Some people have to discover their interests; others have no choice but to follow them. Jacob Joseph Lefkowitz Brooks has been a member of the Boiling Point staff since the first semester of his freshman year. He soon found a love for journalism and became the paper’s Arts & Culture editor the next semester, moving on to Features editor in his sophomore year, and Community Editor and becoming a member of the BP's Editorial Board his junior year. Jacob is now the paper’s Editor-in-Chief as well as director and creator of its forthcoming new magazine. Jacob is an avid moviegoer as well as a diehard fan of the Toronto Blue Jays and Raptors.
Senior AP Art student helps teach Comp and Design class, inspiring sophomores
January 13, 2018
Before Sydney Gross starts drawing a face for her class, she asks the students what they have the most trouble with in art.
“They usually respond with ‘Everything,’” said Sydney in an interview. “Then, as I’m drawing the face, I tell them how to look at it a different way.”
A senior AP Art student who is applying to art schools for college, Sydney has taught four classes of Ms. Roen Salem’s 10th-grade Composition and Design course so far this year, all on how to draw the human face.
According to Ms. Salem, who has taught that class ever since Shalhevet was founded 25 years ago, Sydney is the first student she’s ever invited to be a guest teacher.
“She’s no-nonsense, she’s a mature person, she’s willing to help and explain and she has a lot of patience,” Ms. Salem said in an interview. “Also, she really likes to be the teacher.”
For Sydney, art is not a pursuit she keeps to herself. After enriching her abilities with classes on drawing the face, she was inspired to share her new skills with others.
Her own face beamed as she described her first experience teaching.
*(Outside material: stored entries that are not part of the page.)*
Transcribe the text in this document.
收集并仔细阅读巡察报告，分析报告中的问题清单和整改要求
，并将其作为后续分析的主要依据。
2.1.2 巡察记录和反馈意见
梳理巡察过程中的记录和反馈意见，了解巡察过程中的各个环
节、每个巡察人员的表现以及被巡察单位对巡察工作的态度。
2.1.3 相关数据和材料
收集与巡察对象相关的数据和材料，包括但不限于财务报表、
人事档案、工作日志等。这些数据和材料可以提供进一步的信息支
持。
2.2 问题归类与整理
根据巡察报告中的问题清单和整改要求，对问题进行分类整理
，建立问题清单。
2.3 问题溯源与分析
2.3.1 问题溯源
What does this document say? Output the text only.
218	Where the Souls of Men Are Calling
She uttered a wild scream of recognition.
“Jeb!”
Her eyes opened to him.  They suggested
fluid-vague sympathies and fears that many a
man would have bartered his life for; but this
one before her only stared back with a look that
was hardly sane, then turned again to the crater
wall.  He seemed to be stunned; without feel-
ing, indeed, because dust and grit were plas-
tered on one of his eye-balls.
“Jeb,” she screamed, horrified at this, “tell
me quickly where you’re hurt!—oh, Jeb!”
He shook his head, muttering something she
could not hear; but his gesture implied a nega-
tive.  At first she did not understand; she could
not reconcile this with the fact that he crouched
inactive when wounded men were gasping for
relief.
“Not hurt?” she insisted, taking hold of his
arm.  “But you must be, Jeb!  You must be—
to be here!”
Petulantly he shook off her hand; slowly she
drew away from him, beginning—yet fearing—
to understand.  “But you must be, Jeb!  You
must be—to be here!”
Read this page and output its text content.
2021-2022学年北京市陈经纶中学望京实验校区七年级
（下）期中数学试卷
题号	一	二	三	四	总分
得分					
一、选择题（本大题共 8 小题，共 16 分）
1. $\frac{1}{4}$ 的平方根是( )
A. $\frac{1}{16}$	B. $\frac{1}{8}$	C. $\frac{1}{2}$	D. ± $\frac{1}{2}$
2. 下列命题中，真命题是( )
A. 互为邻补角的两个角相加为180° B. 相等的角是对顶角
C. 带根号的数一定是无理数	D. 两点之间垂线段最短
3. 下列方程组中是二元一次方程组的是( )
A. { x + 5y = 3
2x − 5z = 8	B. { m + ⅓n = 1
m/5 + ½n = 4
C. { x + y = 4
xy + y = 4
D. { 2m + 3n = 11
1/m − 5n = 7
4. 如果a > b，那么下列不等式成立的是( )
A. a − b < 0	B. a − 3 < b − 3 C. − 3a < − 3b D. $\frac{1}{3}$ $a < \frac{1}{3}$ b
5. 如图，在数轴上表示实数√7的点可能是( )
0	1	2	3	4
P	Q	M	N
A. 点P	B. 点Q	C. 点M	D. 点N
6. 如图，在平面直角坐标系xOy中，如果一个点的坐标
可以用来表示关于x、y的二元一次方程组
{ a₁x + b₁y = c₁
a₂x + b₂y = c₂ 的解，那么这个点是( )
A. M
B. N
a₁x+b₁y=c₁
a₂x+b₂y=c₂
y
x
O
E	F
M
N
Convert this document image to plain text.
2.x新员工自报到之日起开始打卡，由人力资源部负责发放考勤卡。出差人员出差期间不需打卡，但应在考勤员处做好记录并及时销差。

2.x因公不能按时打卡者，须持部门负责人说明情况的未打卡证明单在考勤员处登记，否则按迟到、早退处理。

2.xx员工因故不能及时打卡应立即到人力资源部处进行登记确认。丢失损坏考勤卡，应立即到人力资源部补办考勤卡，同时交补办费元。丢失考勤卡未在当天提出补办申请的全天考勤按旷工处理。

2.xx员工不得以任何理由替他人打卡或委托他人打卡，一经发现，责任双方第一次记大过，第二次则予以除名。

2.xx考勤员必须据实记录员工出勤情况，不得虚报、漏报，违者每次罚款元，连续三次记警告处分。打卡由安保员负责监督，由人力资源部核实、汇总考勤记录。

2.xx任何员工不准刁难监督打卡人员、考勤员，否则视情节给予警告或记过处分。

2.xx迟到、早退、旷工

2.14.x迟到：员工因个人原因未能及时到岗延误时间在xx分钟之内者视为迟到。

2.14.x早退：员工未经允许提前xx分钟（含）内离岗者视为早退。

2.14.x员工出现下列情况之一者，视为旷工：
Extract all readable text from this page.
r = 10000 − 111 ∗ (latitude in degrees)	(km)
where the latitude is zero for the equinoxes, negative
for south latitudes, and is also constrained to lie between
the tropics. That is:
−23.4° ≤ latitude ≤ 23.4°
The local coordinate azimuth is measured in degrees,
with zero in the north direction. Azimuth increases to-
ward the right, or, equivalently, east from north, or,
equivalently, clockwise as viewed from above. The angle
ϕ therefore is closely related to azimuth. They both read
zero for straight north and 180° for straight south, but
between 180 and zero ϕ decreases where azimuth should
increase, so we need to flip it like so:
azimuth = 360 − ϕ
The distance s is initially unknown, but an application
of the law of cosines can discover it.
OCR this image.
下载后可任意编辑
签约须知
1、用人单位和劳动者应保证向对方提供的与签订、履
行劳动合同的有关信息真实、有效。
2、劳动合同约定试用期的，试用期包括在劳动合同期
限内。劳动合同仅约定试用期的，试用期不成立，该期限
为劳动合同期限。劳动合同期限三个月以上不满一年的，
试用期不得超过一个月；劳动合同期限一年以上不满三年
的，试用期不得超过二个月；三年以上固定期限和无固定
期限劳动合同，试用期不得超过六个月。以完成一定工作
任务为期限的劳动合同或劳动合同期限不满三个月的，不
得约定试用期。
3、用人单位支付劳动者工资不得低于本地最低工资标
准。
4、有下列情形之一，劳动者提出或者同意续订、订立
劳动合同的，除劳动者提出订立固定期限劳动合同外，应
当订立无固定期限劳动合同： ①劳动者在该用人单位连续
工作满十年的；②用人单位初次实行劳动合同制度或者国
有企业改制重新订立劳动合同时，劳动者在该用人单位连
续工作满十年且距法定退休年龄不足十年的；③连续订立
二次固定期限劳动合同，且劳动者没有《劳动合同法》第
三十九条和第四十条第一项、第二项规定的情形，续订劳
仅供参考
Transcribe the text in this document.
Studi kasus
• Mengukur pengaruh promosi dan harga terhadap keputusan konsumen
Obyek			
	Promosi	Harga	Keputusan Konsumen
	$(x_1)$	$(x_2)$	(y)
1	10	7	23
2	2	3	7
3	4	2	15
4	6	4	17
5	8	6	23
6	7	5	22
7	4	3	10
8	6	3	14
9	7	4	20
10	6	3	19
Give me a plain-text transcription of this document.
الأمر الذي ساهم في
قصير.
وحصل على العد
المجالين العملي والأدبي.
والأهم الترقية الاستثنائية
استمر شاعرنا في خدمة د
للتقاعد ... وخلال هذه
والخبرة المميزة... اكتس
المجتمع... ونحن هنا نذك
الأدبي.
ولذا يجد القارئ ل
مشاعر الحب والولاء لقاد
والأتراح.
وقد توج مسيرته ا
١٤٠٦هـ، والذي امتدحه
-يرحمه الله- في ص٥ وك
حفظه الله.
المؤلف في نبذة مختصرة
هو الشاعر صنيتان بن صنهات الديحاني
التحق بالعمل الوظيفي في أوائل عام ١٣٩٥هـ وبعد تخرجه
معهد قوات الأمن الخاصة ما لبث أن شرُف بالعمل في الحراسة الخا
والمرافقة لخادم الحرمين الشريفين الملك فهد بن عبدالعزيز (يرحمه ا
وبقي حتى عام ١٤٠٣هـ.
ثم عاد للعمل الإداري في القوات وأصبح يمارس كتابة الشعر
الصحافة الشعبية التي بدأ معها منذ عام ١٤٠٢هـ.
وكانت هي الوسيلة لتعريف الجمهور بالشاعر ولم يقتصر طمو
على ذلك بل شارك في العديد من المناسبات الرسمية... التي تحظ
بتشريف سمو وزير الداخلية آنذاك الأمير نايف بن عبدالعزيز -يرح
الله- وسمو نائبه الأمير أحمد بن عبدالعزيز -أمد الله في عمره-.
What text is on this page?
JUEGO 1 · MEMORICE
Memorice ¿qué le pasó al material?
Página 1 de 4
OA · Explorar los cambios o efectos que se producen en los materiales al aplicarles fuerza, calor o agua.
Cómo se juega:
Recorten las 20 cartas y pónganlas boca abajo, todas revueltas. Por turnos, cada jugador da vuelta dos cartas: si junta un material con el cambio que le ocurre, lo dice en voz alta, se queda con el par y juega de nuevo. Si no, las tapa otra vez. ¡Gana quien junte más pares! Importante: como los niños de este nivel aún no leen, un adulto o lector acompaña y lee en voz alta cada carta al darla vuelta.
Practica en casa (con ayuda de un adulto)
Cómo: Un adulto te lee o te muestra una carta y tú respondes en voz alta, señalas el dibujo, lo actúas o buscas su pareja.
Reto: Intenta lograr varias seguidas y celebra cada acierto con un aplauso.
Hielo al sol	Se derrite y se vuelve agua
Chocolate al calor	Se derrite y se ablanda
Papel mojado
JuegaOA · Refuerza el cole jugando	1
She liked all of it — not just the eager students.
“The reason why I love teaching and dealing with other people is that some students listen and some don’t,” said Sydney.
“The people who do take it very seriously, seeing what they make and what they create — It gives you pride that I helped this person create this,” she continued. “Whether or not they remember I taught the class, I remember what each person made, and how each one of them took what I said.”
Sydney was helping her classmates even before Ms. Salem made it official. Seeing this in AP Art gave Roen the idea to have her work with the sophomores.
She’s able to do it because underclassmen have art during her lunch period, thanks to the MAP schedule which schedules 9th- and 10th-grade required arts classes during the second half of upperclassmen’s lunch.
“It was really cool to learn from one of our peers because it was interesting to see how skilled she was in art at such a young age,” said sophomore Zach Helfand.
Fellow sophomore Maia Lefferman said it was inspiring.
“Learning from a student made the environment more free, where we asked more questions and paid more attention,” said sophomore Maia Lefferman. “She was enthusiastic and dedicated to her role.”
Ms. Salem isn’t surprised at this reaction.
“Sydney doesn’t critique the kids,” said Ms. Salem. “She doesn’t walk around as an adult or a graduate student would do. She just teaches at a whiteboard or on newsprint paper, showing proportions, explaining how it should look and how it shouldn’t look.”
Sydney said her goal is not only for her students to improve their skills, but to learn to express themselves,
“I try to make sure to note that every kid has a different style,” said Sydney. “And while it may not look exactly the same as mine, it doesn’t mean they didn’t listen or follow instructions.
“The kids who do listen always bring their own touch to their work. And come up with great pieces! I could probably tell whose sketch book is whose by what by their drawing looks like.”
Sydney has been involved in art almost her entire life. Some of her intricate works can be seen in the art room. Many of her paintings portray beautiful female figures in ethereal landscapes. The light colors used in her paintings conveys a dreamy open-endedness. This poetic quality is one that would be expected of a professional artist.
For example, her painting titled Lifted depicts a female figure in a red dress hovering in the air, enveloped by an unwound scroll with the Hebrew words to Jewish songs such as “Acheinu” and “Hava Nagila,” among others.
“It’s inspired by the feeling of warmth and community that I get singing and dancing with everyone,” said Sydney. “The idea originally came to me when I listened to the shofar being blown. When I heard it, I felt it and it filled the entire room with its strong sound.
“From there I recalled all the memories I had, and all the times Judaism and celebrating made me feel that way. It’s something I haven’t experienced in any other community.”
Sydney also enjoys working with fashion, design and animation. She has used animation for class project, and sometimes helps her friends who are less artistically inclined.
“A lot of people in my grade ask me for favors like the donut flyer and design in general,” said Sydney.
Right now Sydney is taking a break from teaching to work on applications to art schools. She hopes to resume working in the classroom after all her applications are submitted.
Ms. Salem is confident she will succeed as an artist.
“She’s serious,” said Ms. Salem said. “In the beginning when I first met her she was in to her own feelings,” said Roen. “And now she’s really accepting advice on how to enhance her work with more freedom.”